Psilocybin shows promise for treatment-resistant depression

The use of single-dose psilocybin offers potential safety and efficacy in patients with severe treatment-resistant depression (TRD), a study has shown.

“An unexplored question concerns the durability of the antidepressant effect beyond 12 weeks and whether durability can be extended with additional dosing,” the researchers said.

A 12-week, open-label trial was conducted at Sheppard Pratt Hospital in Baltimore, Maryland, US. Adult patients (mean age 40.6 years) with a major depressive episode with documented insufficient benefit from at least five treatments during the current episode were included.

All participants received a single dose of synthetic psilocybin 25 mg, who discontinued psychotropic medications at least 2 weeks prior to dosing through at least 3 weeks postdosing. Patients met with therapists for three sessions prior to treatment, during the 8-hour dosing day, and for three integration sessions after treatment.

Change in Montgomery-Åsberg Depression Rating scale (MADRS) at 3 weeks post-treatment was the primary outcome, and secondary outcomes included MADRS scores up to 12 weeks post-treatment. Patient-rated scales capturing depression and function level were completed at baseline and at all subsequent visits.

Twelve patients (six male and six female) with severe TRD were followed. Symptoms of depression decreased significantly at week 3 (MADRS least-squares mean change, ‒15.8, 95 percent confidence interval [CI], ‒25.4 to ‒6.3) and week 12 (MADRS least squares mean change, ‒17.2, 95 percent CI, ‒25.2 to ‒9.1). [Am J Psychiatry 2025;doi:10.1176/appi.ajp.20231063]

Exploratory analyses revealed the association of the Oceanic Boundlessness (OB) dimension of the psychedelic experience with postdosing antidepressant responses.

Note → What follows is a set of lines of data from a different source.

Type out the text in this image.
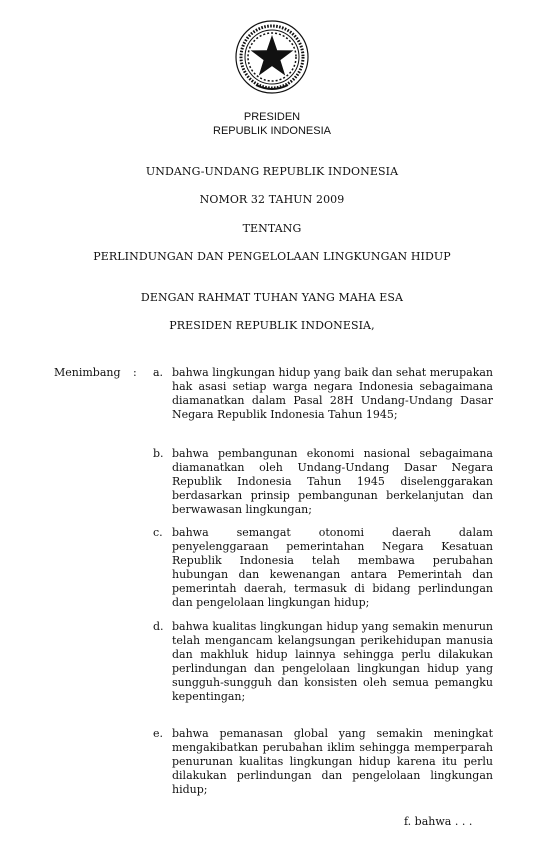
PRESIDEN
REPUBLIK INDONESIA
UNDANG-UNDANG REPUBLIK INDONESIA
NOMOR 32 TAHUN 2009
TENTANG
PERLINDUNGAN DAN PENGELOLAAN LINGKUNGAN HIDUP
DENGAN RAHMAT TUHAN YANG MAHA ESA
PRESIDEN REPUBLIK INDONESIA,
Menimbang : a. bahwa lingkungan hidup yang baik dan sehat merupakan hak asasi setiap warga negara Indonesia sebagaimana diamanatkan dalam Pasal 28H Undang-Undang Dasar Negara Republik Indonesia Tahun 1945;
b. bahwa pembangunan ekonomi nasional sebagaimana diamanatkan oleh Undang-Undang Dasar Negara Republik Indonesia Tahun 1945 diselenggarakan berdasarkan prinsip pembangunan berkelanjutan dan berwawasan lingkungan;
c. bahwa semangat otonomi daerah dalam penyelenggaraan pemerintahan Negara Kesatuan Republik Indonesia telah membawa perubahan hubungan dan kewenangan antara Pemerintah dan pemerintah daerah, termasuk di bidang perlindungan dan pengelolaan lingkungan hidup;
d. bahwa kualitas lingkungan hidup yang semakin menurun telah mengancam kelangsungan perikehidupan manusia dan makhluk hidup lainnya sehingga perlu dilakukan perlindungan dan pengelolaan lingkungan hidup yang sungguh-sungguh dan konsisten oleh semua pemangku kepentingan;
e. bahwa pemanasan global yang semakin meningkat mengakibatkan perubahan iklim sehingga memperparah penurunan kualitas lingkungan hidup karena itu perlu dilakukan perlindungan dan pengelolaan lingkungan hidup;
f. bahwa . . .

In addition, five patients with comorbid post-traumatic stress disorder (PTSD) benefitted less from the antidepressant effect of a single-dose psilocybin.

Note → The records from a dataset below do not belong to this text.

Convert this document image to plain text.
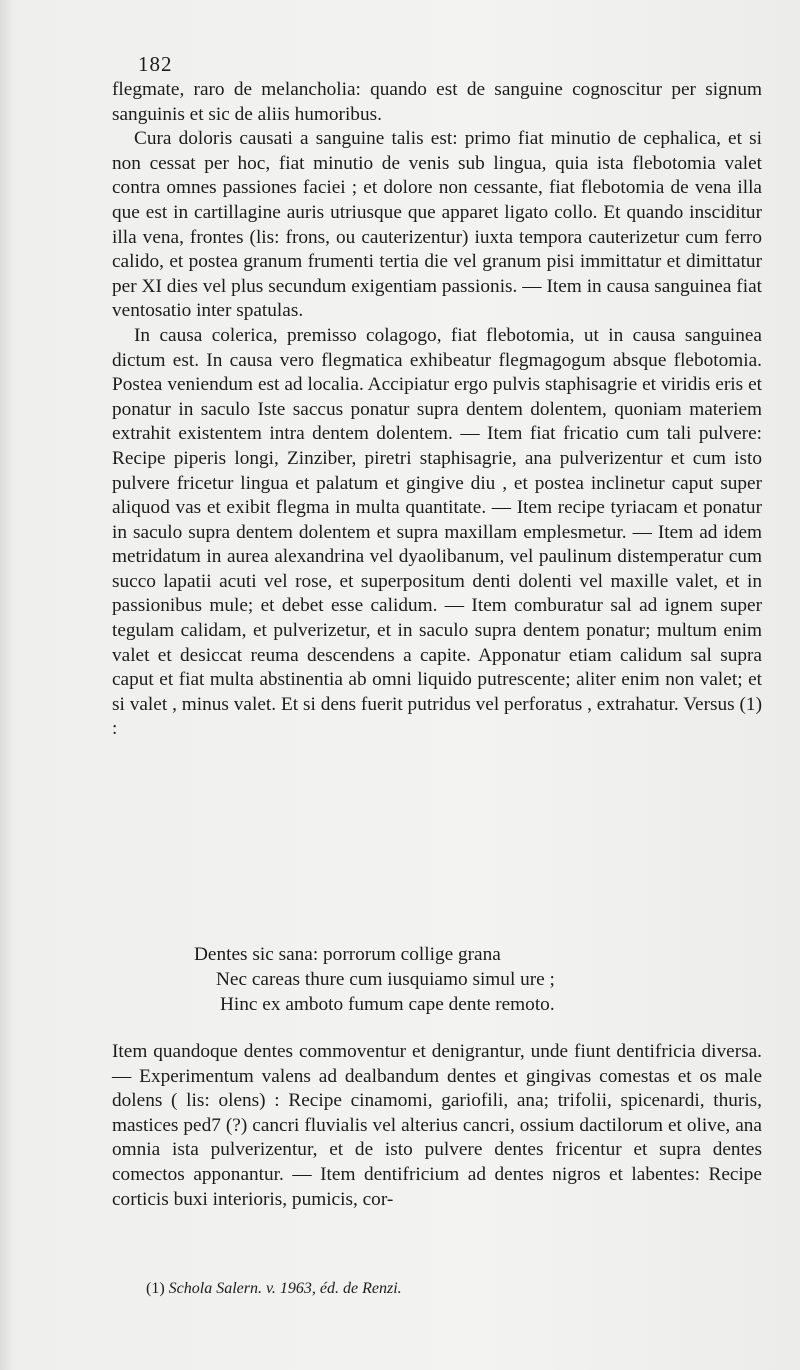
182

flegmate, raro de melancholia: quando est de sanguine cognoscitur per signum sanguinis et sic de aliis humoribus.

Cura doloris causati a sanguine talis est: primo fiat minutio de cephalica, et si non cessat per hoc, fiat minutio de venis sub lingua, quia ista flebotomia valet contra omnes passiones faciei ; et dolore non cessante, fiat flebotomia de vena illa que est in cartillagine auris utriusque que apparet ligato collo. Et quando insciditur illa vena, frontes (lis: frons, ou cauterizentur) iuxta tempora cauterizetur cum ferro calido, et postea granum frumenti tertia die vel granum pisi immittatur et dimittatur per XI dies vel plus secundum exigentiam passionis. — Item in causa sanguinea fiat ventosatio inter spatulas.

In causa colerica, premisso colagogo, fiat flebotomia, ut in causa sanguinea dictum est. In causa vero flegmatica exhibeatur flegmagogum absque flebotomia. Postea veniendum est ad localia. Accipiatur ergo pulvis staphisagrie et viridis eris et ponatur in saculo Iste saccus ponatur supra dentem dolentem, quoniam materiem extrahit existentem intra dentem dolentem. — Item fiat fricatio cum tali pulvere: Recipe piperis longi, Zinziber, piretri staphisagrie, ana pulverizentur et cum isto pulvere fricetur lingua et palatum et gingive diu , et postea inclinetur caput super aliquod vas et exibit flegma in multa quantitate. — Item recipe tyriacam et ponatur in saculo supra dentem dolentem et supra maxillam emplesmetur. — Item ad idem metridatum in aurea alexandrina vel dyaolibanum, vel paulinum distemperatur cum succo lapatii acuti vel rose, et superpositum denti dolenti vel maxille valet, et in passionibus mule; et debet esse calidum. — Item comburatur sal ad ignem super tegulam calidam, et pulverizetur, et in saculo supra dentem ponatur; multum enim valet et desiccat reuma descendens a capite. Apponatur etiam calidum sal supra caput et fiat multa abstinentia ab omni liquido putrescente; aliter enim non valet; et si valet , minus valet. Et si dens fuerit putridus vel perforatus , extrahatur. Versus (1) :

Dentes sic sana: porrorum collige grana
Nec careas thure cum iusquiamo simul ure ;
Hinc ex amboto fumum cape dente remoto.
Item quandoque dentes commoventur et denigrantur, unde fiunt dentifricia diversa. — Experimentum valens ad dealbandum dentes et gingivas comestas et os male dolens ( lis: olens) : Recipe cinamomi, gariofili, ana; trifolii, spicenardi, thuris, mastices ped7 (?) cancri fluvialis vel alterius cancri, ossium dactilorum et olive, ana omnia ista pulverizentur, et de isto pulvere dentes fricentur et supra dentes comectos apponantur. — Item dentifricium ad dentes nigros et labentes: Recipe corticis buxi interioris, pumicis, cor-
(1) Schola Salern. v. 1963, éd. de Renzi.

“As an initial foray into psilocybin treatment for patients with major depressive disorder that is difficult-to-treat, this study provided an early indication of safety, tolerability, and promising potential efficacy,” the researchers said.

Remission

In an earlier study of patients with severe TRD, treatment as usual resulted in extremely low rates of response and remission. [J Clin Psychiatry 2006; 67:688-695]

Serial antidepressant trials involving patients with no response to treatment reported steep reductions in the odds of remission, with remission rates after a fourth antidepressant trial ranging from 10 percent to 15 percent. [Am J Psychiatry 2006;163:1905-1917; Am J Psychiatry 2006;163:1161-1172; Am J Psychiatry 2006;163:28-40; CNS Drugs 2009;23:627-647]

In the current study, the remission rate was 41.7 percent at week 3, and 25 percent of patients met the remission criteria at week 12. Most of the participants showed clinical response at both timepoints.

“The individual trajectories of the participants in this trial are suggestive of distinct response profiles; three groups may be roughly approximated on visual inspection—corresponding to nonresponders, responders, and remitters,” the researchers said.

“Additional clinical characteristics and particularly biometric data such as EEG or neuroimaging may be valuable in establishing predictors of response in future, larger studies,” they added.